Monsieur le sous-préfet des Hauts-de-Seine,

Monsieur le délégué national de l’Ordre de la Libération,

Monsieur le directeur des patrimoines, de la mémoire et des archives,

Madame la directrice générale de l’ONAC-VG,

Messieurs les officiers généraux,

Mesdames, messieurs,

Nous l’avons entendu sur le chemin que nous venons d’arpenter. Ensemble, nous l’avons écouté résonner au cœur du Mont-Valérien.

Il ne nous quitte pas. Il ne nous quittera pas. Il est comme ancré en chacun de nous.

 

Ce cri d’amour est celui de la Résistance. Amour pour la France, pour son honneur et pour l’esprit qui anime notre patrie. Il exhorte au courage, à la passion et à l’engagement. Ce souffle français ravive constamment la flamme du souvenir.

Face à l’occupant, les résistants et les Français Libres étaient des passionnés et des assoiffés, de liberté d’abord, de fraternité ensuite, d’espérance enfin. Ils étaient des femmes et des hommes de valeurs et de fierté, ils ont permis de maintenir le pacte maintes fois séculaire entre la France et la Liberté.

Quatre-vingts ans après, nous n’oublions pas.

C’était en 1941. Déjà depuis un an, les premiers résistants avaient relevé la tête alors que tout semblait perdu et que tant se résignaient. Les réseaux se constituaient et se structuraient sous la houlette de femmes et hommes d’exception, encouragés par l’afflux des engagements et par l’entrée en résistance massive des communistes.

Au nom de la France, au nom du Gouvernement et au nom du monde combattant, je suis venue saluer tous ceux qui sont restés fidèle à la France. Je suis venue m’incliner devant les martyrs et devant la mémoire des héros abattus.

En honorant Berty Albrecht et Honoré d'Estienne d'Orves, nous honorons l’ensemble des résistants de l’intérieur et de l’extérieur. Nous saluons les illustres comme les anonymes, les femmes comme les hommes, les civils comme les militaires. Ceux qui ont payé leur fidélité de leur vie comme ceux qui ont survécu à la guerre. Ceux qui étaient Français comme ceux qui ne l’étaient pas. Ceux qui croyaient au ciel comme ceux qui n’y croyaient pas.

Ici au Mont-Valérien, où la Rose rouge et le Réséda blanc s’entremêlent, nous adressons la reconnaissance de la République à toutes les résistances et à tous les soldats de l’armée de l’ombre. Ils représentent une France plurielle et riche de ses différences.

Nous pensons à celles et ceux qui ont collecté des renseignements, qui ont contrecarré les plans ennemis, qui ont caché des familles vouées à la déportation, qui ont sauvé des soldats alliés.

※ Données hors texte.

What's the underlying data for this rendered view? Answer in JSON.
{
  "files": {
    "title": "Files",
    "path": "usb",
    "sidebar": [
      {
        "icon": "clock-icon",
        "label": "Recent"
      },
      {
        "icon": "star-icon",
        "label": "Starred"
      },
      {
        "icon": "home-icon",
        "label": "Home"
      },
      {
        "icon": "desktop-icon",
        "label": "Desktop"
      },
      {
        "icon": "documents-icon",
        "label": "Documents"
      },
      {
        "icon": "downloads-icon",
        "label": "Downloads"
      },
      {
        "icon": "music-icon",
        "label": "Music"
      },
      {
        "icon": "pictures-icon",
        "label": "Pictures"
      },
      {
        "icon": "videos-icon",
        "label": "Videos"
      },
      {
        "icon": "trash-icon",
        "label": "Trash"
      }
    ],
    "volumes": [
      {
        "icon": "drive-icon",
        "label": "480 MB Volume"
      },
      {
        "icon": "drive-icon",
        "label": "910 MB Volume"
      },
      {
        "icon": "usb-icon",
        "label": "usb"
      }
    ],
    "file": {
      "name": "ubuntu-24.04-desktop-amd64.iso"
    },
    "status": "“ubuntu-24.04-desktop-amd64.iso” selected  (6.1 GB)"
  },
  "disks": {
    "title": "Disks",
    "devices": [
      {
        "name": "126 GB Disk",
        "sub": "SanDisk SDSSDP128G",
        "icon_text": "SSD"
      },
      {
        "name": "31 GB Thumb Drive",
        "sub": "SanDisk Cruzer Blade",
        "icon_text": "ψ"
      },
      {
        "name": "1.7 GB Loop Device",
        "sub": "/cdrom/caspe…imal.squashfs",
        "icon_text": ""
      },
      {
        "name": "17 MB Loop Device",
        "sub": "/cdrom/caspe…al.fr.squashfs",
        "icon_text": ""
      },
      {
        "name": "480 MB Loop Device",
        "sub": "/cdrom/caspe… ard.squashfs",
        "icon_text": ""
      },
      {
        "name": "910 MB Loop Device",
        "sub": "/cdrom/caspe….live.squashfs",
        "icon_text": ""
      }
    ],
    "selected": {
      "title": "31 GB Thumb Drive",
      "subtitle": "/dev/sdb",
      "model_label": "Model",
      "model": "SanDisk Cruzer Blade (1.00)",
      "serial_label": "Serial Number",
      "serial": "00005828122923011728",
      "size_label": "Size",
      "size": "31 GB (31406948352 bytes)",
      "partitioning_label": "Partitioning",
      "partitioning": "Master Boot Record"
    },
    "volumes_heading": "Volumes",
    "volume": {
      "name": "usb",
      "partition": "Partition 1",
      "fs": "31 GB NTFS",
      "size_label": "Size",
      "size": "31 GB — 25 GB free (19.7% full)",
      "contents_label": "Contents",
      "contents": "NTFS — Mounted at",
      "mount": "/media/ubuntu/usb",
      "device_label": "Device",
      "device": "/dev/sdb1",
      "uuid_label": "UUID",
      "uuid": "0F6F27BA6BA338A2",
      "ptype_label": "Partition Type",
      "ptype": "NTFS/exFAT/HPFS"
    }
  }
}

Celles et ceux qui se sont réunis dans des appartements parisiens, pour changer la face de notre pays, qui ont craint la trahison et la délation synonymes de tortures et de mort, qui ont connu l’incertitude de l’heure d’après.

Celles et ceux qui ont pris le chemin le plus compliqué, le plus escarpé, la plus risqué, pour rendre à notre pays sa liberté et son honneur.

Celles et ceux qui, avant l’exécution, au crépuscule, écrivaient à leur fils, qui, à l’aube, pensaient à leur famille, qui, dans les dernières minutes, ont inscrit des graffitis sur les murs de la chapelle du Mont-Valérien.

Ils étaient Français, étrangers, Juifs, communistes, royalistes, républicains… Ils n’avaient, comme dit Aragon, « réclamé ni la gloire ni les larmes ».

Ils combattaient au nom du même idéal et contre le défaitisme. Leur obstination se nommait France. Pour elle, pour ses valeurs universelles, ils avaient ramassé les tronçons du glaive et reforgé ses armes.

Ils avaient fait le choix du combat pour ne pas subir la fatalité de l’histoire, mais pour l’écrire. Ils furent nos défenseurs, ils sont nos héros.

Et parmi eux, la figure du commandant Honoré d’Estienne d’Orves surgit dans toute sa noblesse. Il incarne selon les mots du général de Gaulle : « cette élite partie de rien et qui devait, peu à peu, grandir au point d’entrainer derrière elle toute la nation. ».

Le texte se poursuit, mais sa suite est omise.